Monday, December 16, 2013

Christmas is an invitation to gentleness.

In recent months, I have had someone truly show me the meaning of this line. It invites me into an enquiry that often makes me feel really mad.  Because most of the time I am right.  And I am sure you are too. And I don't want to let go of that. 

I'm noticing that my rightness is small, it's narrow, so fearful, so rigid, sometimes bolshy, insensitive and vicious even.
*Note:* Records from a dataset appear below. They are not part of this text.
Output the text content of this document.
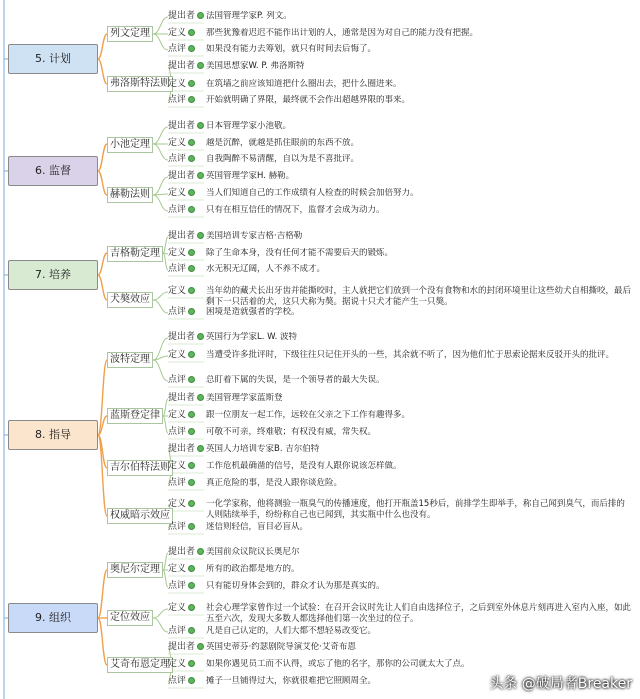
5. 计划
列文定理
提出者	法国管理学家P. 列文。
定义	那些犹豫着迟迟不能作出计划的人，通常是因为对自己的能力没有把握。
点评	如果没有能力去筹划，就只有时间去后悔了。
弗洛斯特法则
提出者	美国思想家W. P. 弗洛斯特
定义	在筑墙之前应该知道把什么圈出去，把什么圈进来。
点评	开始就明确了界限，最终就不会作出超越界限的事来。
6. 监督
小池定理
提出者	日本管理学家小池敬。
定义	越是沉醉，就越是抓住眼前的东西不放。
点评	自我陶醉不易清醒，自以为是不喜批评。
赫勒法则
提出者	英国管理学家H. 赫勒。
定义	当人们知道自己的工作成绩有人检查的时候会加倍努力。
点评	只有在相互信任的情况下，监督才会成为动力。
7. 培养
吉格勒定理
提出者	美国培训专家吉格·吉格勒
定义	除了生命本身，没有任何才能不需要后天的锻炼。
点评	水无积无辽阔，人不养不成才。
犬獒效应
定义	当年幼的藏犬长出牙齿并能撕咬时，主人就把它们放到一个没有食物和水的封闭环境里让这些幼犬自相撕咬，最后剩下一只活着的犬，这只犬称为獒。据说十只犬才能产生一只獒。
点评	困境是造就强者的学校。
8. 指导
波特定理
提出者	英国行为学家L. W. 波特
定义	当遭受许多批评时，下级往往只记住开头的一些，其余就不听了，因为他们忙于思索论据来反驳开头的批评。
点评	总盯着下属的失误，是一个领导者的最大失误。
蓝斯登定律
提出者	美国管理学家蓝斯登
定义	跟一位朋友一起工作，远较在父亲之下工作有趣得多。
点评	可敬不可亲，终难敬；有权没有威，常失权。
吉尔伯特法则
提出者	英国人力培训专家B. 吉尔伯特
定义	工作危机最确凿的信号，是没有人跟你说该怎样做。
点评	真正危险的事，是没人跟你谈危险。
权威暗示效应
定义	一化学家称，他将测验一瓶臭气的传播速度，他打开瓶盖15秒后，前排学生即举手，称自己闻到臭气，而后排的人则陆续举手，纷纷称自己也已闻到，其实瓶中什么也没有。
点评	迷信则轻信，盲目必盲从。
9. 组织
奥尼尔定理
提出者	美国前众议院议长奥尼尔
定义	所有的政治都是地方的。
点评	只有能切身体会到的，群众才认为那是真实的。
定位效应
定义	社会心理学家曾作过一个试验：在召开会议时先让人们自由选择位子，之后到室外休息片刻再进入室内入座，如此五至六次，发现大多数人都选择他们第一次坐过的位子。
点评	凡是自己认定的，人们大都不想轻易改变它。
艾奇布恩定理
提出者	英国史蒂芬·约瑟剧院导演艾伦·艾奇布恩
定义	如果你遇见员工而不认得，或忘了他的名字，那你的公司就太大了点。
点评	摊子一旦铺得过大，你就很难把它照顾周全。	头条 @破局者Breaker
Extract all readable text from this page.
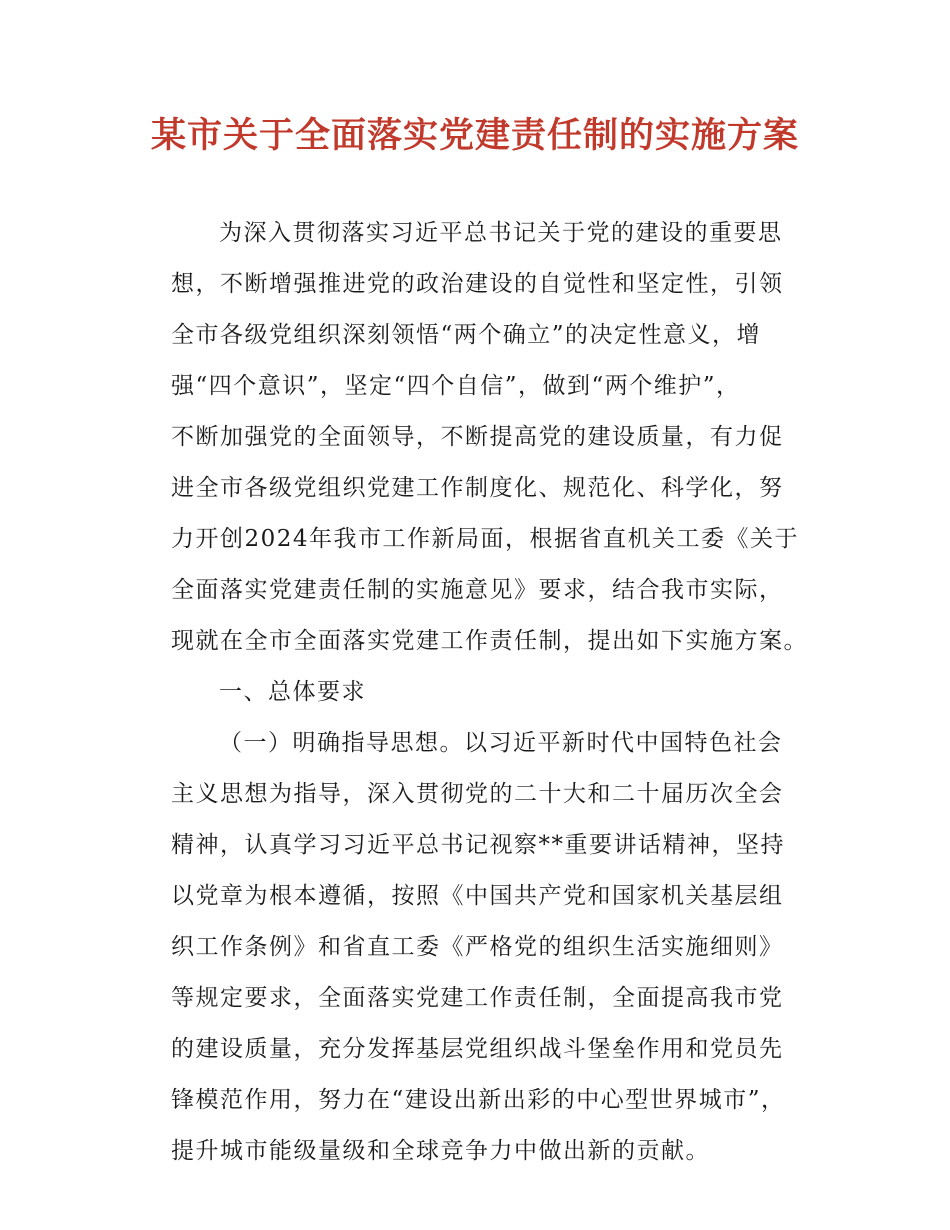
某市关于全面落实党建责任制的实施方案
为深入贯彻落实习近平总书记关于党的建设的重要思
想，不断增强推进党的政治建设的自觉性和坚定性，引领
全市各级党组织深刻领悟“两个确立”的决定性意义，增
强“四个意识”，坚定“四个自信”，做到“两个维护”，
不断加强党的全面领导，不断提高党的建设质量，有力促
进全市各级党组织党建工作制度化、规范化、科学化，努
力开创2024年我市工作新局面，根据省直机关工委《关于
全面落实党建责任制的实施意见》要求，结合我市实际，
现就在全市全面落实党建工作责任制，提出如下实施方案。
一、总体要求
（一）明确指导思想。以习近平新时代中国特色社会
主义思想为指导，深入贯彻党的二十大和二十届历次全会
精神，认真学习习近平总书记视察**重要讲话精神，坚持
以党章为根本遵循，按照《中国共产党和国家机关基层组
织工作条例》和省直工委《严格党的组织生活实施细则》
等规定要求，全面落实党建工作责任制，全面提高我市党
的建设质量，充分发挥基层党组织战斗堡垒作用和党员先
锋模范作用，努力在“建设出新出彩的中心型世界城市”，
提升城市能级量级和全球竞争力中做出新的贡献。
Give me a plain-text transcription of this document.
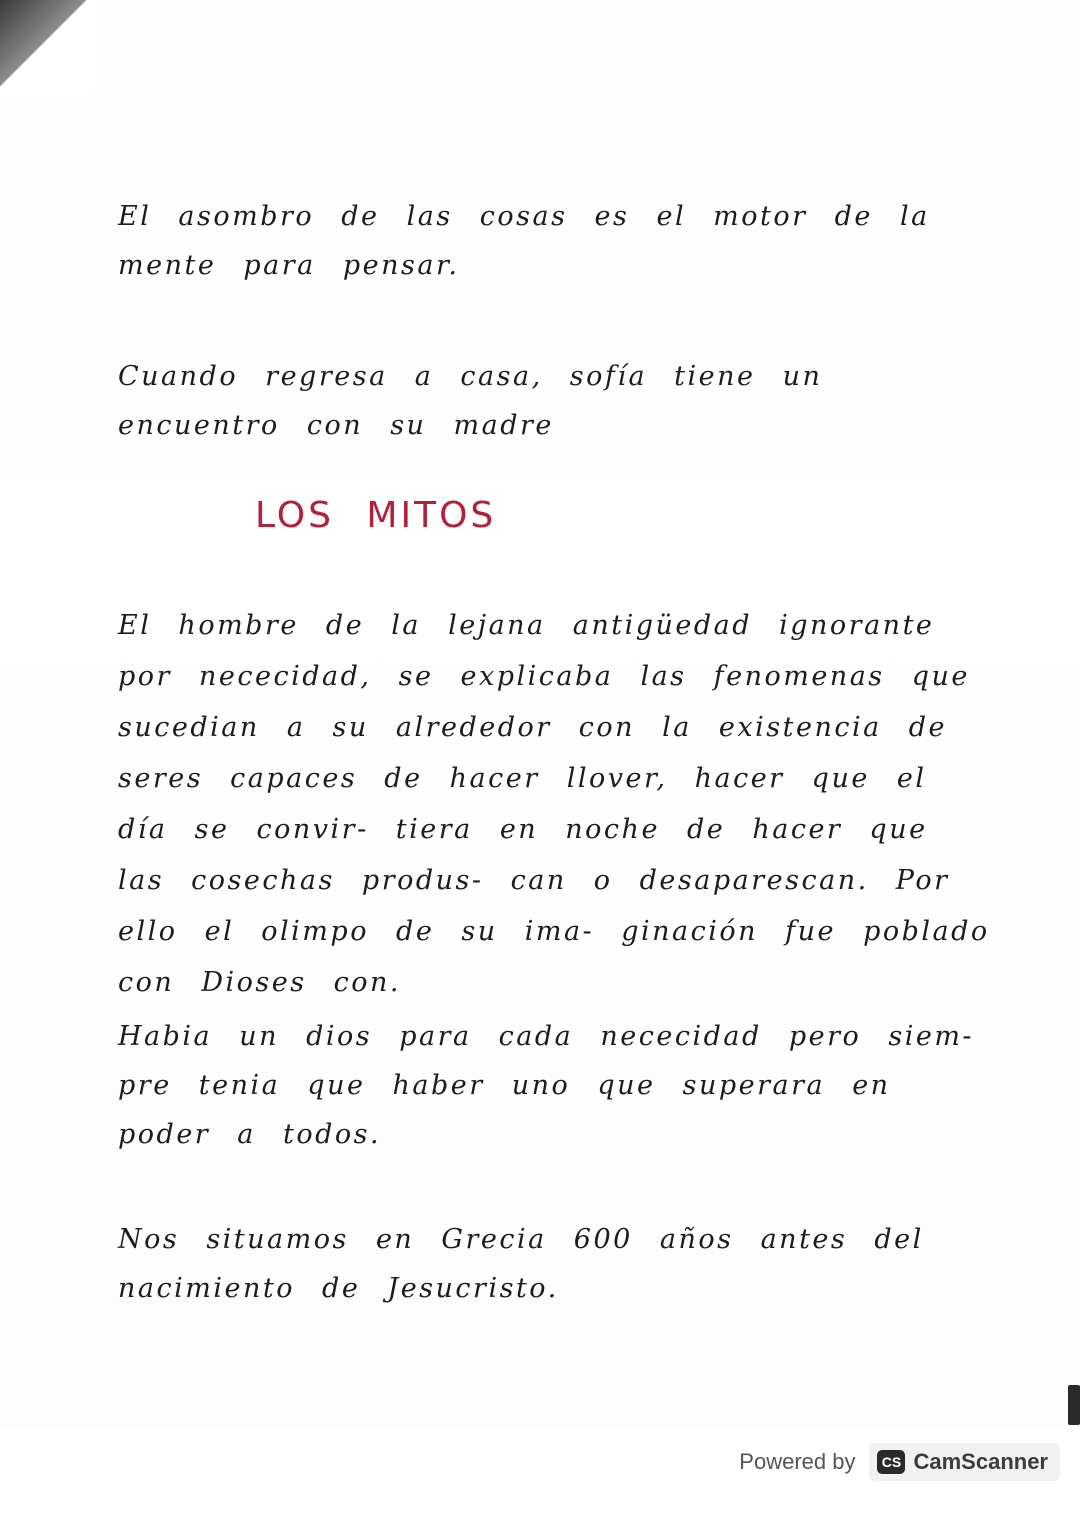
El asombro de las cosas es el motor de la mente para pensar.
Cuando regresa a casa, sofía tiene un encuentro con su madre
LOS MITOS
El hombre de la lejana antigüedad ignorante por nececidad, se explicaba las fenomenas que sucedian a su alrededor con la existencia de seres capaces de hacer llover, hacer que el día se convir- tiera en noche de hacer que las cosechas produs- can o desaparescan. Por ello el olimpo de su ima- ginación fue poblado con Dioses con.
Habia un dios para cada nececidad pero siem- pre tenia que haber uno que superara en poder a todos.
Nos situamos en Grecia 600 años antes del nacimiento de Jesucristo.
Powered by	CS CamScanner
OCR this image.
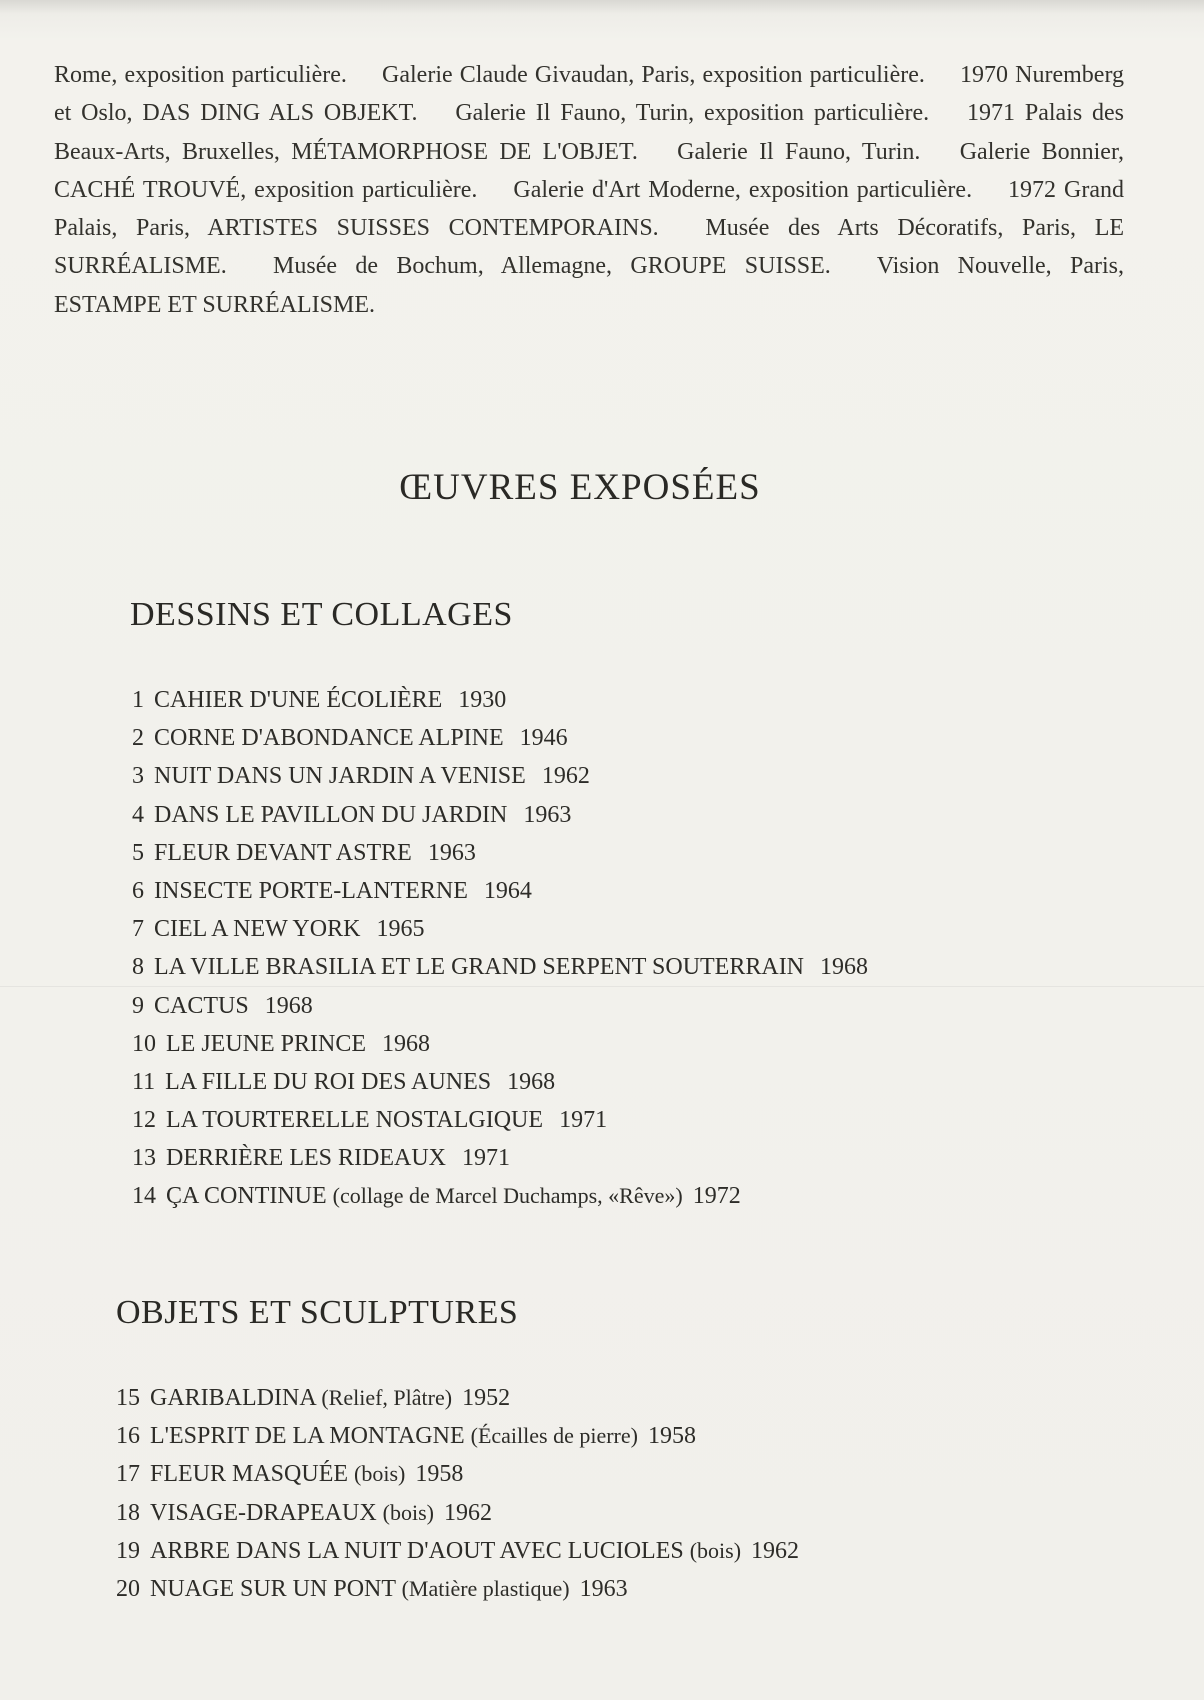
Rome, exposition particulière. Galerie Claude Givaudan, Paris, exposition particulière. 1970 Nuremberg et Oslo, DAS DING ALS OBJEKT. Galerie Il Fauno, Turin, exposition particulière. 1971 Palais des Beaux-Arts, Bruxelles, MÉTAMORPHOSE DE L'OBJET. Galerie Il Fauno, Turin. Galerie Bonnier, CACHÉ TROUVÉ, exposition particulière. Galerie d'Art Moderne, exposition particulière. 1972 Grand Palais, Paris, ARTISTES SUISSES CONTEMPORAINS. Musée des Arts Décoratifs, Paris, LE SURRÉALISME. Musée de Bochum, Allemagne, GROUPE SUISSE. Vision Nouvelle, Paris, ESTAMPE ET SURRÉALISME.
ŒUVRES EXPOSÉES
DESSINS ET COLLAGES
1 CAHIER D'UNE ÉCOLIÈRE 1930
2 CORNE D'ABONDANCE ALPINE 1946
3 NUIT DANS UN JARDIN A VENISE 1962
4 DANS LE PAVILLON DU JARDIN 1963
5 FLEUR DEVANT ASTRE 1963
6 INSECTE PORTE-LANTERNE 1964
7 CIEL A NEW YORK 1965
8 LA VILLE BRASILIA ET LE GRAND SERPENT SOUTERRAIN 1968
9 CACTUS 1968
10 LE JEUNE PRINCE 1968
11 LA FILLE DU ROI DES AUNES 1968
12 LA TOURTERELLE NOSTALGIQUE 1971
13 DERRIÈRE LES RIDEAUX 1971
14 ÇA CONTINUE (collage de Marcel Duchamps, «Rêve») 1972
OBJETS ET SCULPTURES
15 GARIBALDINA (Relief, Plâtre) 1952
16 L'ESPRIT DE LA MONTAGNE (Écailles de pierre) 1958
17 FLEUR MASQUÉE (bois) 1958
18 VISAGE-DRAPEAUX (bois) 1962
19 ARBRE DANS LA NUIT D'AOUT AVEC LUCIOLES (bois) 1962
20 NUAGE SUR UN PONT (Matière plastique) 1963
I can't see much from my rightness, other than the small matter of me being better than someone else, having more sophisticated thoughts or views.  I'm certainly not connected, warm or inclusive.  I'm defensive, guarded and stubbornly attached.  And it's so often in the name of feeling safe, secure and is trying to be a poor imitation of the true ground that I'm seeking to feel held by. 

I also see how my rightness is embodied, it's a reaction, a defense that belongs to my body most of the time.  Even if I try and let go by changing my thoughts, it creeps back again later on when I replay the conflict in my mind and I get to feel even more right when I repeat all the ways I am justified in my head.  And so it goes on, and on, and on, and on.



So this is the experiment - it's in the body.  It's in the observing of what it physically feels like to take this righteous stance, to stand a 'ground' that's not a ground at all, it's a brittle opinion that holds us back from loving, that holds us back from acceptance and kindness too.

My adventure is into the radical and scary experiment of letting go and relaxing in the moment of madness, returning to this body, where all the rightness is held, and watching my capacity to free myself from the mess, the tangle, the tightness.  I know the gentleness that my body can hold, the blurred line of my existence and the relaxation into the world around me that feels way more like what life should be like. 

And I'm embarking on this as we step into the Christmas season here in East Sheen, London.  Where there will be fights over the turkey timing,  differences of opinion of what presents we should buy which family members, complaints about all the little things that get brought up with lots of family around and lots of communal living to take our place in.